Albert Einstein’s Love affair and his Marriage

In 1896, Albert Einstein, at the age of seventeen, enrolled in the four-year mathematics and physics teaching diploma program at the Zurich Polytechnic.Einstein's future wife, Mileva Marić, also enrolled at the Polytechnic that same year. She enrolled for the diploma course to teach physics and mathematics in secondary schools at the same time as Albert Einstein. She was the only woman in her group of six students, and only the fifth woman to enter that section. She and Einstein became close friends quite soon. During the next few years, Einstein and Marić's friendship developed into romance, and they read books together on extra-curricular physics in which Einstein was taking an increasing interest.

Albert Einstein.
Mileva Maric.

In 1900, Einstein was awarded the Zurich Polytechnic teaching diploma, but Marić failed the examination with a poor grade in the mathematics component, theory of functions. Marić's academic career was disrupted in 1901 when she became pregnant by Einstein. When three months pregnant, she resat the diploma examination, but failed for the second time without improving her grade. She also discontinued work on her diploma dissertation that she had hoped to develop into a Ph.D. thesis. She went to Novi Sad, where her daughter, referred to as Lieserl, was born in 1902, probably in January. Her fate is unknown: she may have died in late summer 1903, or been given up for adoption.
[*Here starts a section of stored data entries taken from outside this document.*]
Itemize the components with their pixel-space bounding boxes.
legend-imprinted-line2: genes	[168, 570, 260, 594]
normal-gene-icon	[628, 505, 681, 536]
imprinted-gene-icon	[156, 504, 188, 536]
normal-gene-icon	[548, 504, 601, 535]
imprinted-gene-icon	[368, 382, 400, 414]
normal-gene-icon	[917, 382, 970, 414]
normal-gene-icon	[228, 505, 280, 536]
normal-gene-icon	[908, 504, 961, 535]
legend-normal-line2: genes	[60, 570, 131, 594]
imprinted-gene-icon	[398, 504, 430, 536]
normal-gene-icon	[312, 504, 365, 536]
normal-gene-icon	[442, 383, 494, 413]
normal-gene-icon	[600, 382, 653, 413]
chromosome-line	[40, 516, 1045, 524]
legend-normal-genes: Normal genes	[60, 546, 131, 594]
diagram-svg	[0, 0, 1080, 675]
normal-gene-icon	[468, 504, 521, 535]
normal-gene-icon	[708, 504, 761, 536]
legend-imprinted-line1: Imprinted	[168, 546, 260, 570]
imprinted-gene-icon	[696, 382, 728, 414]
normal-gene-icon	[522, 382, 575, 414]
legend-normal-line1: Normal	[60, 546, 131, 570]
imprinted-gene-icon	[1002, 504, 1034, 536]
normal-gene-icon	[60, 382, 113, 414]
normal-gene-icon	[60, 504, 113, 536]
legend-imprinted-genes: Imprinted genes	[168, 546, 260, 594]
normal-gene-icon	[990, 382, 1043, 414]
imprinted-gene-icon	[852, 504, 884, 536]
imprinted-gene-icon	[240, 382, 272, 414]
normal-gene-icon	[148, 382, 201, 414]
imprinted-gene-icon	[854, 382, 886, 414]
Einstein married Mileva on 6 January 1903, although his mother had objected to the match because she thought Marić "too old" and "physically defective." Their relationship was for a time a personal and intellectual partnership. In a letter to her, Einstein called Marić "a creature who is my equal and who is as strong and independent as I am”. In 1904 their first son Hans Albert was born. In 1910 their second son Eduard was born.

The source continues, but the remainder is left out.